British legislation was passed during the 1960’s that gave permission for the use of trusts; together with the creation of the Euromarket this effectively gave banks permission to carry out unregulated deals with foreign entities if they used foreign currency, which both helped to create a more liberalized financial system.
This corporate tax-reduction strategy usually depended on an existing double taxation treaty between a small jurisdiction (one with a low tax liability) and a larger jurisdiction (one with a high tax burden that the company would otherwise be subject to). To take advantage of the double taxation treaty and thereby pay taxes at the lower rate, corporations would structure company ownership through the smaller jurisdiction.
After the dissolution of the British Empire, many of its former territories took this newly found freedom and turned it into an opportunity.
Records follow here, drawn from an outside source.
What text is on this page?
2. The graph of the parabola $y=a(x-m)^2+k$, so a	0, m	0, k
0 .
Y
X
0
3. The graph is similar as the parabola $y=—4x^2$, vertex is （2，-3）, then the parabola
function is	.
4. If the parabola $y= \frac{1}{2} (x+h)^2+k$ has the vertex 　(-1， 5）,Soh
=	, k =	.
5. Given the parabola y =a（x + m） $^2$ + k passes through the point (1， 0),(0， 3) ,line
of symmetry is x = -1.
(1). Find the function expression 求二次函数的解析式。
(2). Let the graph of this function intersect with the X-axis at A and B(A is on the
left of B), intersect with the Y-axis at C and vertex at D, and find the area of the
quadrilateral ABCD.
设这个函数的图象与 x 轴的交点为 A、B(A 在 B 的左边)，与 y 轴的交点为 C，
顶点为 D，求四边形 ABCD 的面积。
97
By effectively creating a safe haven for foreign assets, they were able to generate a surge of new profits that were used for the development of their newly found freedom.
Ironically, the U.K. probably has been more responsible for the proliferation of tax havens than any other single nation, which during the late 1960's and throughout the 1970's encouraged many of its dependent territories and soon to be independent micro-nations, to develop their own financial services industries so as to make them less dependent on Whitehall for economic aid.
This was, at the same time when the nation under the Labour government of the late 1960's, established an hitherto unprecedented 90% top marginal tax rate. (Something that the current French president seems only too eager to copy with a 75% top marginal rate on its 'super-rich').
The majority of tax havens, between the early and mid-1980s, shifted the aim of their legislation to develop corporate instruments that were 'hypothecated' and exempt from local taxation (in most cases, these could not trade locally either). These vehicles typically were referred to as 'exempt companies' or 'international business corporations' (IBC's).
Modern tax havens do not even have to be separate countries. The United States has seen the flight of businesses and capital from high tax, high regulation states such as California, and New York to low tax states such as Deleware and Florida. The latter states are cleverly using tax policy to build up industry, create jobs and, ironically, increase tax revenue at the expense of the former.
Low tax vehicles are offered by both ‘traditional’ financial centers and modern multifaceted markets throughout the world in order to entice foreign companies and to remain competitive in today’s globalized marketplace.
The offshore industry now covers the globe and remains an integral part of international finance and looks as if it is here to stay for as long as there are high taxes in one country and low taxes in another capital will seek out space where it has an advantage.